Lidow and Archie Hwang, a Taiwanese businessman and owner of a semiconductor plant, each put about $25 million into EPC and together own almost 99 percent of the company. IR and Lidow sued each other and then settled in June 2013. EPC agreed to pay royalties on the GaN transistors it sells. (Infineon acquired IR last year. IR didn’t respond to requests for comment.)
This year, EPC expects to sell millions of its GaN transistors, Lidow says, priced from 40¢ apiece to a few dollars. They’ll go into self-driving cars, where the high on/off switching speeds of the transistors help sense obstacles about 10 times faster than silicon transistors. Telecommunications equipment makers already use EPC’s transistors to boost the signals of their wireless base stations. Consumer-electronics makers have put EPC’s GaN transistors into their virtual-reality helmet prototypes. One company has built a GaN-based pill, expected to go on sale this year, which takes X-rays of people’s colons and saves them from going through colonoscopies. Scientists were able to shrink the X-ray machinery to fit into the pill because the GaN transistors are so efficient. Lidow says he can’t reveal all his customers for now. Among those he names are Microsemi, a chip and electronics maker in Orange County, Calif., which is using GaN transistors in satellites, and WiTricity, a startup out of MIT, which has developed wireless recharging systems that can work at distances of several feet. Another customer is FINsix, which has built a laptop charger the size of a cigarette lighter.
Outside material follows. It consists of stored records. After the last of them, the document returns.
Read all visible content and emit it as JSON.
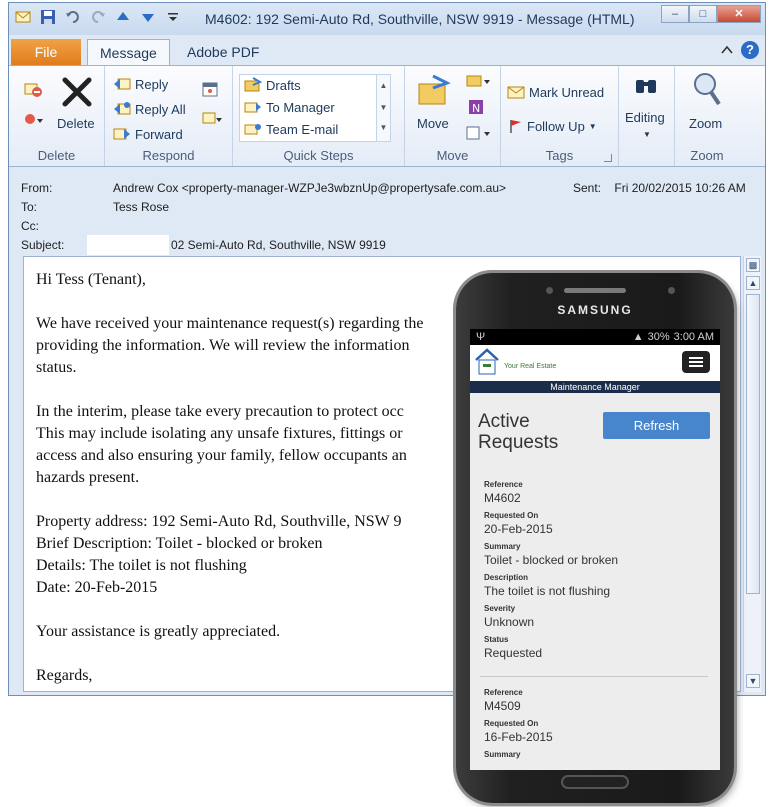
{
  "window": {
    "title": "M4602: 192 Semi-Auto Rd, Southville, NSW 9919  -  Message (HTML)"
  },
  "tabs": [
    {
      "label": "File"
    },
    {
      "label": "Message"
    },
    {
      "label": "Adobe PDF"
    }
  ],
  "ribbon": {
    "delete_group": {
      "label": "Delete",
      "delete": "Delete"
    },
    "respond_group": {
      "label": "Respond",
      "reply": "Reply",
      "reply_all": "Reply All",
      "forward": "Forward"
    },
    "quicksteps_group": {
      "label": "Quick Steps",
      "items": [
        "Drafts",
        "To Manager",
        "Team E-mail"
      ]
    },
    "move_group": {
      "label": "Move",
      "move": "Move"
    },
    "tags_group": {
      "label": "Tags",
      "mark_unread": "Mark Unread",
      "follow_up": "Follow Up"
    },
    "editing_group": {
      "editing": "Editing"
    },
    "zoom_group": {
      "label": "Zoom",
      "zoom": "Zoom"
    }
  },
  "header": {
    "from_label": "From:",
    "from_value": "Andrew Cox <property-manager-WZPJe3wbznUp@propertysafe.com.au>",
    "sent_label": "Sent:",
    "sent_value": "Fri 20/02/2015 10:26 AM",
    "to_label": "To:",
    "to_value": "Tess Rose",
    "cc_label": "Cc:",
    "subject_label": "Subject:",
    "subject_value": "02 Semi-Auto Rd, Southville, NSW 9919"
  },
  "message": {
    "greeting": "Hi Tess (Tenant),",
    "para1": "We have received your maintenance request(s) regarding the\nproviding the information. We will review the information\nstatus.",
    "para2": "In the interim, please take every precaution to protect occ\nThis may include isolating any unsafe fixtures, fittings or\naccess and also ensuring your family, fellow occupants an\nhazards present.",
    "details": "Property address: 192 Semi-Auto Rd, Southville, NSW 9\nBrief Description: Toilet - blocked or broken\nDetails: The toilet is not flushing\nDate: 20-Feb-2015",
    "closing": "Your assistance is greatly appreciated.",
    "signoff": "Regards,"
  },
  "phone": {
    "brand": "SAMSUNG",
    "status_time": "3:00 AM",
    "status_battery": "30%",
    "app_name": "Your Real Estate",
    "subtitle": "Maintenance Manager",
    "page_title": "Active Requests",
    "refresh_label": "Refresh",
    "requests": [
      {
        "reference_label": "Reference",
        "reference": "M4602",
        "requested_on_label": "Requested On",
        "requested_on": "20-Feb-2015",
        "summary_label": "Summary",
        "summary": "Toilet - blocked or broken",
        "description_label": "Description",
        "description": "The toilet is not flushing",
        "severity_label": "Severity",
        "severity": "Unknown",
        "status_label": "Status",
        "status": "Requested"
      },
      {
        "reference_label": "Reference",
        "reference": "M4509",
        "requested_on_label": "Requested On",
        "requested_on": "16-Feb-2015",
        "summary_label": "Summary"
      }
    ]
  },
  "colors": {
    "ribbon_accent": "#1e395b",
    "file_tab": "#e07c1c",
    "refresh_button": "#4786cc",
    "app_bar": "#1c2d49"
  }
}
Gartner’s Ohr emphasizes that overcoming the inertia of the semiconductor industry won’t be easy. While GaN has attractive properties, its advocates need to prove it has both dramatic performance advantages and major cost benefits. When it comes to things like PC and smartphone chips, industry inertia means silicon transistors are unlikely to be replaced for a very long time. But Lidow and others still see plenty of opportunity. Over the next few years analysts estimate that GaN transistors will take over about $1 billion of the silicon-based transistor market, and Lidow thinks there’s $300 billion up for grabs from there. “I have a vision,” he says.
The bottom line: Gallium nitride promises to replace silicon as the semiconductor of choice in transistors.